According to Kappock, the more long-range goal is to involve insights from studies of this bacterium with the numerous diseases caused by protein mis-folding. Alzheimer's disease, Lou Gehrig's disease, and possibly even cataracts begin with mis-folded proteins.

"A lot of times a mild acid-mediated unfolding of an enzyme precipitates these kinds of disease." Kappock said. "Insights from these marvelous Acetobacter enzymes might lead to making more stable enzymes or elucidating ways to treat these debilitating diseases.

"There are a lot of things that this research could help, but it's at a basic stage now."

Still, the research is promising enough to have been award both federal and private funding.

Kappock is a little surprised that relatively few others have studied Acetobacter, given the common and widespread nature of the organism.

"It's literally garden-variety," he said. "Acetobacter clings to plant surfaces in the wild.
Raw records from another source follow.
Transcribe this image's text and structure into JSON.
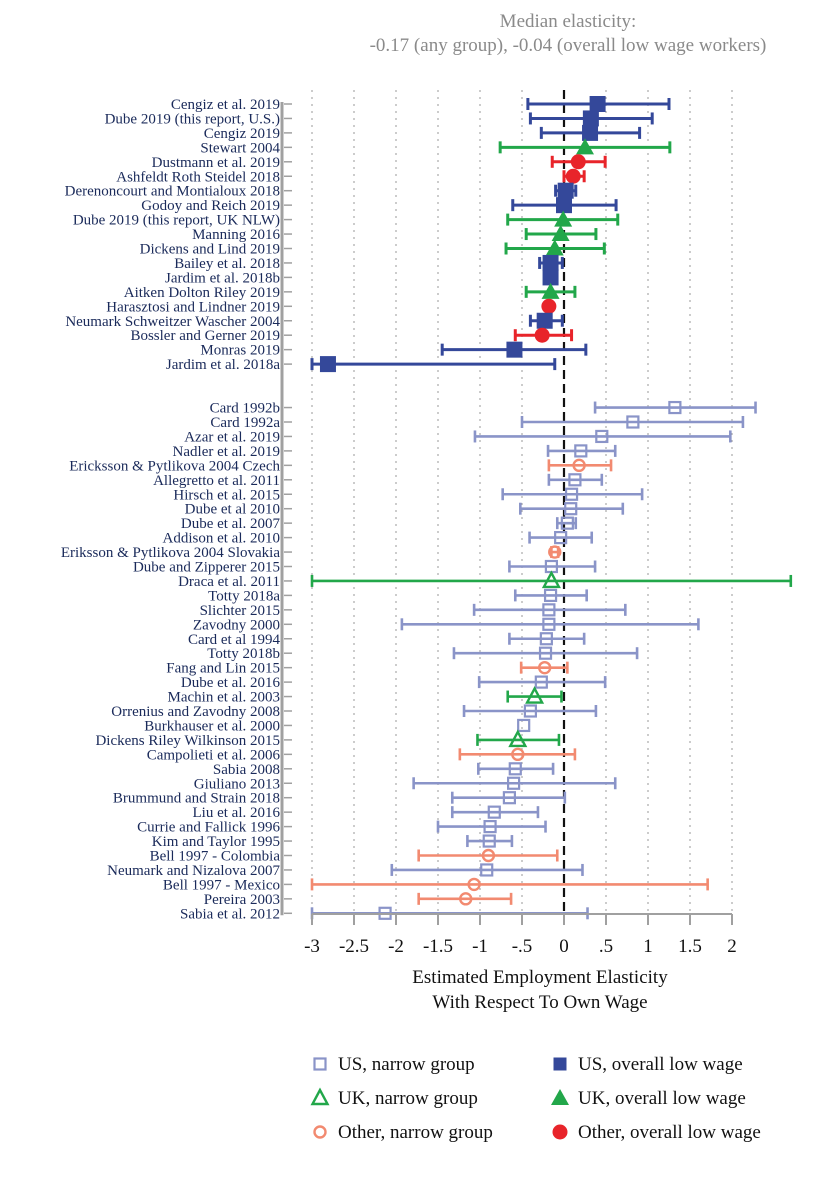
{
  "chart_data": {
    "type": "scatter",
    "subtype": "forest-plot",
    "title": "",
    "annotation": [
      "Median elasticity:",
      "-0.17 (any group), -0.04 (overall low wage workers)"
    ],
    "xlabel": [
      "Estimated Employment Elasticity",
      "With Respect To Own Wage"
    ],
    "ylabel": "",
    "xlim": [
      -3,
      2
    ],
    "xticks": [
      -3,
      -2.5,
      -2,
      -1.5,
      -1,
      -0.5,
      0,
      0.5,
      1,
      1.5,
      2
    ],
    "xtick_labels": [
      "-3",
      "-2.5",
      "-2",
      "-1.5",
      "-1",
      "-.5",
      "0",
      ".5",
      "1",
      "1.5",
      "2"
    ],
    "grid": "vertical dotted",
    "reference_line": {
      "x": 0,
      "style": "dashed",
      "color": "#111111"
    },
    "legend_position": "bottom",
    "series_styles": {
      "us_narrow": {
        "label": "US, narrow group",
        "color": "#8a94c8",
        "marker": "square-hollow"
      },
      "us_overall": {
        "label": "US, overall low wage",
        "color": "#34489a",
        "marker": "square-filled"
      },
      "uk_narrow": {
        "label": "UK, narrow group",
        "color": "#22a74a",
        "marker": "triangle-hollow"
      },
      "uk_overall": {
        "label": "UK, overall low wage",
        "color": "#22a74a",
        "marker": "triangle-filled"
      },
      "other_narrow": {
        "label": "Other, narrow group",
        "color": "#f28a70",
        "marker": "circle-hollow"
      },
      "other_overall": {
        "label": "Other, overall low wage",
        "color": "#e8242a",
        "marker": "circle-filled"
      }
    },
    "legend_order": [
      "us_narrow",
      "us_overall",
      "uk_narrow",
      "uk_overall",
      "other_narrow",
      "other_overall"
    ],
    "groups": [
      {
        "name": "overall low wage",
        "studies": [
          {
            "label": "Cengiz et al. 2019",
            "series": "us_overall",
            "estimate": 0.4,
            "ci": [
              -0.43,
              1.25
            ]
          },
          {
            "label": "Dube 2019 (this report, U.S.)",
            "series": "us_overall",
            "estimate": 0.32,
            "ci": [
              -0.4,
              1.05
            ]
          },
          {
            "label": "Cengiz 2019",
            "series": "us_overall",
            "estimate": 0.31,
            "ci": [
              -0.27,
              0.9
            ]
          },
          {
            "label": "Stewart 2004",
            "series": "uk_overall",
            "estimate": 0.25,
            "ci": [
              -0.76,
              1.26
            ]
          },
          {
            "label": "Dustmann et al. 2019",
            "series": "other_overall",
            "estimate": 0.17,
            "ci": [
              -0.14,
              0.49
            ]
          },
          {
            "label": "Ashfeldt Roth Steidel 2018",
            "series": "other_overall",
            "estimate": 0.11,
            "ci": [
              0.0,
              0.24
            ]
          },
          {
            "label": "Derenoncourt and Montialoux 2018",
            "series": "us_overall",
            "estimate": 0.02,
            "ci": [
              -0.1,
              0.14
            ]
          },
          {
            "label": "Godoy and Reich 2019",
            "series": "us_overall",
            "estimate": 0.0,
            "ci": [
              -0.61,
              0.62
            ]
          },
          {
            "label": "Dube 2019 (this report, UK NLW)",
            "series": "uk_overall",
            "estimate": -0.01,
            "ci": [
              -0.67,
              0.64
            ]
          },
          {
            "label": "Manning 2016",
            "series": "uk_overall",
            "estimate": -0.04,
            "ci": [
              -0.45,
              0.38
            ]
          },
          {
            "label": "Dickens and Lind 2019",
            "series": "uk_overall",
            "estimate": -0.11,
            "ci": [
              -0.69,
              0.48
            ]
          },
          {
            "label": "Bailey et al. 2018",
            "series": "us_overall",
            "estimate": -0.16,
            "ci": [
              -0.29,
              -0.02
            ]
          },
          {
            "label": "Jardim et al. 2018b",
            "series": "us_overall",
            "estimate": -0.16,
            "ci": [
              -0.16,
              -0.16
            ]
          },
          {
            "label": "Aitken Dolton Riley 2019",
            "series": "uk_overall",
            "estimate": -0.16,
            "ci": [
              -0.45,
              0.13
            ]
          },
          {
            "label": "Harasztosi and Lindner 2019",
            "series": "other_overall",
            "estimate": -0.18,
            "ci": [
              -0.18,
              -0.18
            ]
          },
          {
            "label": "Neumark Schweitzer Wascher 2004",
            "series": "us_overall",
            "estimate": -0.23,
            "ci": [
              -0.4,
              -0.02
            ]
          },
          {
            "label": "Bossler and Gerner 2019",
            "series": "other_overall",
            "estimate": -0.26,
            "ci": [
              -0.58,
              0.09
            ]
          },
          {
            "label": "Monras 2019",
            "series": "us_overall",
            "estimate": -0.59,
            "ci": [
              -1.45,
              0.26
            ]
          },
          {
            "label": "Jardim et al. 2018a",
            "series": "us_overall",
            "estimate": -2.81,
            "ci": [
              -3.0,
              -0.11
            ]
          }
        ]
      },
      {
        "name": "narrow group",
        "studies": [
          {
            "label": "Card 1992b",
            "series": "us_narrow",
            "estimate": 1.32,
            "ci": [
              0.37,
              2.28
            ]
          },
          {
            "label": "Card 1992a",
            "series": "us_narrow",
            "estimate": 0.82,
            "ci": [
              -0.5,
              2.13
            ]
          },
          {
            "label": "Azar et al. 2019",
            "series": "us_narrow",
            "estimate": 0.45,
            "ci": [
              -1.06,
              1.98
            ]
          },
          {
            "label": "Nadler et al. 2019",
            "series": "us_narrow",
            "estimate": 0.2,
            "ci": [
              -0.19,
              0.61
            ]
          },
          {
            "label": "Ericksson & Pytlikova 2004 Czech",
            "series": "other_narrow",
            "estimate": 0.18,
            "ci": [
              -0.18,
              0.56
            ]
          },
          {
            "label": "Allegretto et al. 2011",
            "series": "us_narrow",
            "estimate": 0.13,
            "ci": [
              -0.18,
              0.45
            ]
          },
          {
            "label": "Hirsch et al. 2015",
            "series": "us_narrow",
            "estimate": 0.09,
            "ci": [
              -0.73,
              0.93
            ]
          },
          {
            "label": "Dube et al 2010",
            "series": "us_narrow",
            "estimate": 0.08,
            "ci": [
              -0.52,
              0.7
            ]
          },
          {
            "label": "Dube et al. 2007",
            "series": "us_narrow",
            "estimate": 0.04,
            "ci": [
              -0.08,
              0.14
            ]
          },
          {
            "label": "Addison et al. 2010",
            "series": "us_narrow",
            "estimate": -0.04,
            "ci": [
              -0.41,
              0.33
            ]
          },
          {
            "label": "Eriksson & Pytlikova 2004 Slovakia",
            "series": "other_narrow",
            "estimate": -0.11,
            "ci": [
              -0.15,
              -0.07
            ]
          },
          {
            "label": "Dube and Zipperer 2015",
            "series": "us_narrow",
            "estimate": -0.15,
            "ci": [
              -0.65,
              0.37
            ]
          },
          {
            "label": "Draca et al. 2011",
            "series": "uk_narrow",
            "estimate": -0.15,
            "ci": [
              -3.0,
              2.7
            ]
          },
          {
            "label": "Totty 2018a",
            "series": "us_narrow",
            "estimate": -0.16,
            "ci": [
              -0.58,
              0.27
            ]
          },
          {
            "label": "Slichter 2015",
            "series": "us_narrow",
            "estimate": -0.18,
            "ci": [
              -1.07,
              0.73
            ]
          },
          {
            "label": "Zavodny 2000",
            "series": "us_narrow",
            "estimate": -0.18,
            "ci": [
              -1.93,
              1.6
            ]
          },
          {
            "label": "Card et al 1994",
            "series": "us_narrow",
            "estimate": -0.21,
            "ci": [
              -0.65,
              0.24
            ]
          },
          {
            "label": "Totty 2018b",
            "series": "us_narrow",
            "estimate": -0.22,
            "ci": [
              -1.31,
              0.87
            ]
          },
          {
            "label": "Fang and Lin 2015",
            "series": "other_narrow",
            "estimate": -0.23,
            "ci": [
              -0.51,
              0.04
            ]
          },
          {
            "label": "Dube et al. 2016",
            "series": "us_narrow",
            "estimate": -0.27,
            "ci": [
              -1.01,
              0.49
            ]
          },
          {
            "label": "Machin et al. 2003",
            "series": "uk_narrow",
            "estimate": -0.35,
            "ci": [
              -0.67,
              -0.03
            ]
          },
          {
            "label": "Orrenius and Zavodny 2008",
            "series": "us_narrow",
            "estimate": -0.4,
            "ci": [
              -1.19,
              0.38
            ]
          },
          {
            "label": "Burkhauser et al. 2000",
            "series": "us_narrow",
            "estimate": -0.48,
            "ci": [
              -0.48,
              -0.48
            ]
          },
          {
            "label": "Dickens Riley Wilkinson 2015",
            "series": "uk_narrow",
            "estimate": -0.55,
            "ci": [
              -1.03,
              -0.06
            ]
          },
          {
            "label": "Campolieti et al. 2006",
            "series": "other_narrow",
            "estimate": -0.55,
            "ci": [
              -1.24,
              0.13
            ]
          },
          {
            "label": "Sabia 2008",
            "series": "us_narrow",
            "estimate": -0.58,
            "ci": [
              -1.02,
              -0.13
            ]
          },
          {
            "label": "Giuliano 2013",
            "series": "us_narrow",
            "estimate": -0.6,
            "ci": [
              -1.79,
              0.61
            ]
          },
          {
            "label": "Brummund and Strain 2018",
            "series": "us_narrow",
            "estimate": -0.65,
            "ci": [
              -1.33,
              0.01
            ]
          },
          {
            "label": "Liu et al. 2016",
            "series": "us_narrow",
            "estimate": -0.83,
            "ci": [
              -1.33,
              -0.31
            ]
          },
          {
            "label": "Currie and Fallick 1996",
            "series": "us_narrow",
            "estimate": -0.88,
            "ci": [
              -1.5,
              -0.22
            ]
          },
          {
            "label": "Kim and Taylor 1995",
            "series": "us_narrow",
            "estimate": -0.89,
            "ci": [
              -1.15,
              -0.62
            ]
          },
          {
            "label": "Bell 1997 - Colombia",
            "series": "other_narrow",
            "estimate": -0.9,
            "ci": [
              -1.73,
              -0.08
            ]
          },
          {
            "label": "Neumark and Nizalova 2007",
            "series": "us_narrow",
            "estimate": -0.92,
            "ci": [
              -2.05,
              0.22
            ]
          },
          {
            "label": "Bell 1997 - Mexico",
            "series": "other_narrow",
            "estimate": -1.07,
            "ci": [
              -3.0,
              1.71
            ]
          },
          {
            "label": "Pereira 2003",
            "series": "other_narrow",
            "estimate": -1.17,
            "ci": [
              -1.73,
              -0.63
            ]
          },
          {
            "label": "Sabia et al. 2012",
            "series": "us_narrow",
            "estimate": -2.13,
            "ci": [
              -3.0,
              0.28
            ]
          }
        ]
      }
    ]
  }
}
For example, a big part of winemaking is excluding the grape skins from the wine because the bug lives there."

Plants, microorganisms, and their proteins are the bases for developing valuable drugs.

"Many antibiotics are derived from soil organisms like bacteria that are trying to kill other bacteria," said Kappock.

Fortunately, in the case of Acetobacter, any useful enzymes it may provide should be completely harmless, just as it is to humans (besides ruining their wine).

"I think it's likely going to be a piece of a larger story," Kappock said. "What I'm hoping to get out of it is a better understanding of how proteins work. Our contribution is to find out how a couple of examples work and seeing if we can find general principles."